Baru saja hatinya melunak, Yeri kembali dibuat kesal karena tiba-tiba Jimin membahas bagaimana usahanya agar mereka bisa bertemu seperti sekarang.

Jadi Jimin merelakan ponselnya untuk Yeri gunakan menghubungi seseorang yang ikut andil dalam rencananya.

Yeri menatap sinis pada Jimin yang berdiri dengan bersedekap di depannya. Satu tangan Yeri menahan ponsel yang menempel di telinga, lalu satu tangannya yang lain mengetuk-ngetuk di atas meja.

"Maaf Yeri ..."

"Kalau aku marah, apa aku dipecat?" tanya Yeri dengan sedikit ragu. Antara ingin marah dan merasa tidak enak karena yang sedang berbicara dengannya adalah Seokjin.

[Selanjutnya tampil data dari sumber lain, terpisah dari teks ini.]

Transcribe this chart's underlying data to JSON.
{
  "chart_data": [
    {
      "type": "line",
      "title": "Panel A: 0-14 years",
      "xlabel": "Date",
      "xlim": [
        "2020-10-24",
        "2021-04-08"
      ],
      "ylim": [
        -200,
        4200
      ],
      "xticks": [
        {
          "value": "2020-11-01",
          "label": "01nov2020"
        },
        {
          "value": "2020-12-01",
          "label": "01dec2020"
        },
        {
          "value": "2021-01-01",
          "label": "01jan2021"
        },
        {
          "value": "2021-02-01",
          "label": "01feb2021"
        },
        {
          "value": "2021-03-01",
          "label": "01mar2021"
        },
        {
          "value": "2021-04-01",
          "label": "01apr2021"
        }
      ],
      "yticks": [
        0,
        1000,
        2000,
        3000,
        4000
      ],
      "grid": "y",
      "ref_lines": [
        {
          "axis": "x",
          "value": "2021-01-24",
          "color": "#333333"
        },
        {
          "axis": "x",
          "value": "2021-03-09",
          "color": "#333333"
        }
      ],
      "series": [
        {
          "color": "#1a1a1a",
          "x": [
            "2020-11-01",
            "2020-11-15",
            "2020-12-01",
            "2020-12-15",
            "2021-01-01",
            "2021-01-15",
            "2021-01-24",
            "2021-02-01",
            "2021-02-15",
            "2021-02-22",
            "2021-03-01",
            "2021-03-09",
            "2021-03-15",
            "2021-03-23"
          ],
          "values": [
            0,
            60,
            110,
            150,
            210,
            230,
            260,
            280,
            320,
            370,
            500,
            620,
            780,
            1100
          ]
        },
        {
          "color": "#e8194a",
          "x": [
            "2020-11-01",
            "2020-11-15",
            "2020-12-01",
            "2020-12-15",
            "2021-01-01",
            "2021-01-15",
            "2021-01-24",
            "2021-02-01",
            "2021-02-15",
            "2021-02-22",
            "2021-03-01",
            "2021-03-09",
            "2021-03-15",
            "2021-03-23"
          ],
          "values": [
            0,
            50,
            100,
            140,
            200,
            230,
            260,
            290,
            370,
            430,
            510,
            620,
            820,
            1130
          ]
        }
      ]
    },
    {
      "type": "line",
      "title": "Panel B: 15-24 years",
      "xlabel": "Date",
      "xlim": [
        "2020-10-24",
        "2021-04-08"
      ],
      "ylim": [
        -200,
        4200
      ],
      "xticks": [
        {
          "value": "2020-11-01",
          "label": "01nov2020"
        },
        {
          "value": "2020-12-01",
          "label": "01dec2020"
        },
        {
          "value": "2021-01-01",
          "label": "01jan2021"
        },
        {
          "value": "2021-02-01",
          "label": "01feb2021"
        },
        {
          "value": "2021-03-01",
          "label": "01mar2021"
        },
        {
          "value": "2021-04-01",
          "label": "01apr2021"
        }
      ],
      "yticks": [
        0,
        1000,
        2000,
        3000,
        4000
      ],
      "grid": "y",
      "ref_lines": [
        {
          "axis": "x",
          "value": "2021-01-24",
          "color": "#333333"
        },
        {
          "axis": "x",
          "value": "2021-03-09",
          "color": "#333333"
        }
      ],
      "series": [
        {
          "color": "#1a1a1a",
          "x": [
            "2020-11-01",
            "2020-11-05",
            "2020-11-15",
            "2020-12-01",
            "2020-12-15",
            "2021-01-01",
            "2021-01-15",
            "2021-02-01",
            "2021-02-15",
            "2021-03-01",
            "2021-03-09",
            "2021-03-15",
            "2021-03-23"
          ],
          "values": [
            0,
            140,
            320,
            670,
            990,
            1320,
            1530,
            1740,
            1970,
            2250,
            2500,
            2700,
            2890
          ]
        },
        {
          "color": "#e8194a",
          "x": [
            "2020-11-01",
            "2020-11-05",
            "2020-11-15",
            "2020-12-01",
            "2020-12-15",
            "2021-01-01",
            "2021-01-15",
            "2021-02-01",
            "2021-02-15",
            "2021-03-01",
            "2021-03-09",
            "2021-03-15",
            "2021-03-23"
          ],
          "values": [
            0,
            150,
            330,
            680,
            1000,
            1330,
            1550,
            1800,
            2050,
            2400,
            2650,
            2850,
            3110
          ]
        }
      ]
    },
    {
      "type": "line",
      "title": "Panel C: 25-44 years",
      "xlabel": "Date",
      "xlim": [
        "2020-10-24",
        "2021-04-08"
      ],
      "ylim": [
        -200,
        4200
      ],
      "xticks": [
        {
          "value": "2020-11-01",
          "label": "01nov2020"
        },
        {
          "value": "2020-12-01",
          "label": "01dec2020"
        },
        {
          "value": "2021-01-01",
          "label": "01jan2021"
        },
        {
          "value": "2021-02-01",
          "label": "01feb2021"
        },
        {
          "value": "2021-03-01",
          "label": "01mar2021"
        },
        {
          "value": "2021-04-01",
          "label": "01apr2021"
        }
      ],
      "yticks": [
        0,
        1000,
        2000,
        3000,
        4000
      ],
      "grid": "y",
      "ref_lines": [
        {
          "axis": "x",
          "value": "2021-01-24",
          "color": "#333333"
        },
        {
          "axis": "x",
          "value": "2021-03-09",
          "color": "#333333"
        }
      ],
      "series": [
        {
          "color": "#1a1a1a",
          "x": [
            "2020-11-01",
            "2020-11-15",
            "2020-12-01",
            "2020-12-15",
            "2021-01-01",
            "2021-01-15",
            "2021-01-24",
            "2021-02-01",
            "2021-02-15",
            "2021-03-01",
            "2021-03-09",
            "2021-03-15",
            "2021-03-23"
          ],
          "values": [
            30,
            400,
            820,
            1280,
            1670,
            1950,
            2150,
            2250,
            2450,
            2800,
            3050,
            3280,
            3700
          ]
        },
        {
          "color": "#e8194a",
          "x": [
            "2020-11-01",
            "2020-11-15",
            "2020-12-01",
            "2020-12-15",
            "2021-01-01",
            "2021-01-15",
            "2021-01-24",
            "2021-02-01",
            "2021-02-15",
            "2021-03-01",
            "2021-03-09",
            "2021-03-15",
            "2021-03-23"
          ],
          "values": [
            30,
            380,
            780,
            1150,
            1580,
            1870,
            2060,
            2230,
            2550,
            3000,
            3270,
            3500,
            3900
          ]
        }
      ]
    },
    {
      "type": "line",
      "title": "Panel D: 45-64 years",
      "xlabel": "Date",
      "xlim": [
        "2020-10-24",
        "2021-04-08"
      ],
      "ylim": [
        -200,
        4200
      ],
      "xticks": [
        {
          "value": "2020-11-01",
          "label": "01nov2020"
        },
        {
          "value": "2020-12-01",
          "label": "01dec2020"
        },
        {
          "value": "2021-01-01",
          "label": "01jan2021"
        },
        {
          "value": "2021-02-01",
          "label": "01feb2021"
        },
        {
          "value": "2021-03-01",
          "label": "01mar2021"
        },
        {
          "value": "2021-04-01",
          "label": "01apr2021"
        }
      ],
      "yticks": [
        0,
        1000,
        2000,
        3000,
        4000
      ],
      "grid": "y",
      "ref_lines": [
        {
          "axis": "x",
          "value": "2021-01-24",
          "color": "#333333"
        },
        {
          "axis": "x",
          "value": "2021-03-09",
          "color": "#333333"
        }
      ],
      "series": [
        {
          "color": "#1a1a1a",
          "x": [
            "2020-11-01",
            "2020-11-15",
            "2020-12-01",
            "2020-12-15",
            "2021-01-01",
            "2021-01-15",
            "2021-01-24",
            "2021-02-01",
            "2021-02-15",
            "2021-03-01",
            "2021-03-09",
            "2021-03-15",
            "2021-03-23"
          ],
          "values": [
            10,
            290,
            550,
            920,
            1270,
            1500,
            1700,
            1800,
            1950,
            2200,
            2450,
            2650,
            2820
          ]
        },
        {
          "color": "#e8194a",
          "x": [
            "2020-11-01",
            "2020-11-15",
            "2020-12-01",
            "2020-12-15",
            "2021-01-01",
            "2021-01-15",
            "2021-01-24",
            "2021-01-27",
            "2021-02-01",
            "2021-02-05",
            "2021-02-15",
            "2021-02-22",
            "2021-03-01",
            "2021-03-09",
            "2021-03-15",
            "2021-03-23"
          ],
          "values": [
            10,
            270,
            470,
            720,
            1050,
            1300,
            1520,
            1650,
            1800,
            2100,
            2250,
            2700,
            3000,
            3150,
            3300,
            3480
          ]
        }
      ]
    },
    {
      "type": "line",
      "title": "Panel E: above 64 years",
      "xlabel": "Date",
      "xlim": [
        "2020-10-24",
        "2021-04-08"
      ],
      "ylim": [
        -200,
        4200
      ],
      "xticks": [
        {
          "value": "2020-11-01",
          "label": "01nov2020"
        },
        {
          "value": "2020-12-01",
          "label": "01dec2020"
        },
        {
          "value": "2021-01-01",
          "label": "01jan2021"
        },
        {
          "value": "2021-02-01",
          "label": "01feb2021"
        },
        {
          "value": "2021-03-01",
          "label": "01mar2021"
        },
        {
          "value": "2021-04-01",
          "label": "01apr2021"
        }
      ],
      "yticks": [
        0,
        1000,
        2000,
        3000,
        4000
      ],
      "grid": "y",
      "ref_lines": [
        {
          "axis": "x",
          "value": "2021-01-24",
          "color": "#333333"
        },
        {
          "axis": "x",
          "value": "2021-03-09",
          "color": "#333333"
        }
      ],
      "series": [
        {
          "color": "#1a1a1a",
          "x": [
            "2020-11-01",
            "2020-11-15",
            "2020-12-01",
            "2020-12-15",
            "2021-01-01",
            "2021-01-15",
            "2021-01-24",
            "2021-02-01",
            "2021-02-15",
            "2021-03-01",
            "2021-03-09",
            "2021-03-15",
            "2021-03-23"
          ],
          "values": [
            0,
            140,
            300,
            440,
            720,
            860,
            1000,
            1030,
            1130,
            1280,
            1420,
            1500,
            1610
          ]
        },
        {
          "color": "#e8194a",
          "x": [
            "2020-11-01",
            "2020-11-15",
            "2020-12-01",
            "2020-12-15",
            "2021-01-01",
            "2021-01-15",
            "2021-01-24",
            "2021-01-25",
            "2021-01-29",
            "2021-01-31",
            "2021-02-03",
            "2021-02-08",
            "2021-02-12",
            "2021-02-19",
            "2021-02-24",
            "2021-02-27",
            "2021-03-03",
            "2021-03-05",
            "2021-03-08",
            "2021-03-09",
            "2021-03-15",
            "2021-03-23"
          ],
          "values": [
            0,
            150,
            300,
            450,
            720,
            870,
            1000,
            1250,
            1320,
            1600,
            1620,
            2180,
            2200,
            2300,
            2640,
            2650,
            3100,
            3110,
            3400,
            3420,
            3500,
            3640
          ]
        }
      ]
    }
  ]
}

Seokjin buru-buru menjawab, "Tentu saja tidak. Tapi begini—"

"Apa Jimin yang memintamu melakukan ini?" Yeri melirik sekilas pada Jimin yang berdiri di depannya lalu kembali fokus pada teleponnya yang masih tersambung pada Seokjin.

"Tunggu dulu biar aku jelaskan sebentar," Seokjin kelihatan sekali berusaha untuk menenangkan Yeri yang sepertinya mulai hilang kendali.

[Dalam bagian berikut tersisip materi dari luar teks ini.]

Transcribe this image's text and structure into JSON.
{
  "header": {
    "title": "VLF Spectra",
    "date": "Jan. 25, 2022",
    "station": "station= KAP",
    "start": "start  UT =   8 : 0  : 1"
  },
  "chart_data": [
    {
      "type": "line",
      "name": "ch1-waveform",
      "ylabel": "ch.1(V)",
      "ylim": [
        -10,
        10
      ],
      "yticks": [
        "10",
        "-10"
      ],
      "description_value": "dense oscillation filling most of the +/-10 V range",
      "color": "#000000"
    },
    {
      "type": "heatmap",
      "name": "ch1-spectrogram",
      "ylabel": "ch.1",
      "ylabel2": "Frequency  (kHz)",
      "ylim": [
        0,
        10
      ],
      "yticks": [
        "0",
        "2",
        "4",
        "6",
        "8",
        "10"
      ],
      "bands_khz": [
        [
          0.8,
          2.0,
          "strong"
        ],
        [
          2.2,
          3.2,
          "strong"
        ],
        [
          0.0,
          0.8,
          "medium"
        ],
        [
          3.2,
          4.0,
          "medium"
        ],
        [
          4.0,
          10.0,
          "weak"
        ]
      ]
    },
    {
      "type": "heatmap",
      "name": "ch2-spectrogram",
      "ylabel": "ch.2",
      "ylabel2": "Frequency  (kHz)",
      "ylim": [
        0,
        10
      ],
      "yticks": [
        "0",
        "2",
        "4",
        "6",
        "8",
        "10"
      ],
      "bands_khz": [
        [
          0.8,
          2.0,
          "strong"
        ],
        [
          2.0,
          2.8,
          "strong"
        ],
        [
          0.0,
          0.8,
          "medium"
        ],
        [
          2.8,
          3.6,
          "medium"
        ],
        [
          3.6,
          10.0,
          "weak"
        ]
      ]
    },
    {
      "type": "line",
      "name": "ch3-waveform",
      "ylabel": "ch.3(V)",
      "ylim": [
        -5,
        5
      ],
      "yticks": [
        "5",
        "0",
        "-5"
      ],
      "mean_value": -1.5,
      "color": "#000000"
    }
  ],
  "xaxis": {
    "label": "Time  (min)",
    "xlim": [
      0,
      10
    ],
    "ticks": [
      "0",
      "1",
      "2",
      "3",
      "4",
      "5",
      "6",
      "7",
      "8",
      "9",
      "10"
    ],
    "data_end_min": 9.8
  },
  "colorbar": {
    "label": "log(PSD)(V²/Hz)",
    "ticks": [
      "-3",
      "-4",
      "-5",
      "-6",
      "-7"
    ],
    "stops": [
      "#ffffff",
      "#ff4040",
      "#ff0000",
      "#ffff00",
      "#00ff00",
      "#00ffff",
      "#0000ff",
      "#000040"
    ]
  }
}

"Pertama, mari kita bicara sebagai teman. Lupakan statusku sebagai atasanmu. Aku teman Jimin dan Jimin adalah kekasihmu, benar?" suara Seokjin di seberang sana mulai terdengar jelas karena Yeri menekan tombol loudspeaker.

Sebelum menjawab, Yeri kembali melirik Jimin yang sekarang sedang menggigit ujung kukunya karena gugup mendengar jawaban Yeri atas pertanyaan Seokjin.

"Aku tidak tau kami masih kekasih atau bukan," tatapan Yeri ke atas melihat Jimin yang langsung mendelik mendengar jawabannya.

"Eeeiiy ... Jangan bicara seperti itu Yeri. Dengarkan aku ..." Seokjin merubah suaranya agar terdengar lebih santai.

Ada jeda sebentar yang Yeri lakukan untuk menarik napas. Sebelum suara Seokjin kembali terdengar.

"Aku minta maaf karena ... Ya kau benar aku merancang pertemuan kalian. Tidak-tidak bukan karena aku membela Jimin, tidak. Tapi aku hanya ingin kalian bisa bicara berdua. Karena aku menyukai hubungan kalian. Terlalu sayang jika dibiarkan begitu saja."

Yeri tercenung mendengar semua penuturan Seokjin. Ada helaan napas yangbterdengar dari seberang. Seokjin juga berusaha menyusun kata-kata agar ia tidak merusak hubungan Jimin dan Yeri karena ucapannya.

"Kau ingin penjelasan apalagi dariku Yeri? Ada yang masih mengganjal?"

Yeri menggigit ujung kukunya lalu dengan cepat Jimin menghalau jari itu, "Jangan digigit begitu, kukumu bisa rusak."

"Yeri ..." suara Seokjin terdengar serius.

"Ya ..."

"Apa kau tidak ingin berbaikan dengan Jimin?" dua detik setelah Seokjin bertanya, pria itu lantas buru-buru memotong sebelum Yeri menjawab.

"Tunggu-tunggu aku ganti pertanyaannya." Yeri masih diam menunggu Seokjin menyelesaikan pertanyaannya. "Apa kau masih mencintai Jimin?"

Seketika itu juga Yeri menyesal sudah menekan tombol loudspeaker. Jimin jadi ikut mendengarkan. Jimin juga jadi terus menatapnya sampai rasa-rasanya sejak tadi Yeri tidak melihat Jimin berkedip.

"Kenapa diam?" kali ini Jimin yang bertanya tapi dengan suara yang sangat lirih. Mungkin hanya Yeri yang mendengar. Sedangkan di seberang sana tampak menunggu.

"Kau masih disana Yeri?" Seokjin memecah keheningan.

"O-oh ya-ya aku masih disini tu— eh oppa." Jimin tersenyum melihat Yeri yang mulai kesulitan menjawab. Jarinya mengetuk-ngetuk meja, kelihatan sekali kalau sedang gugup.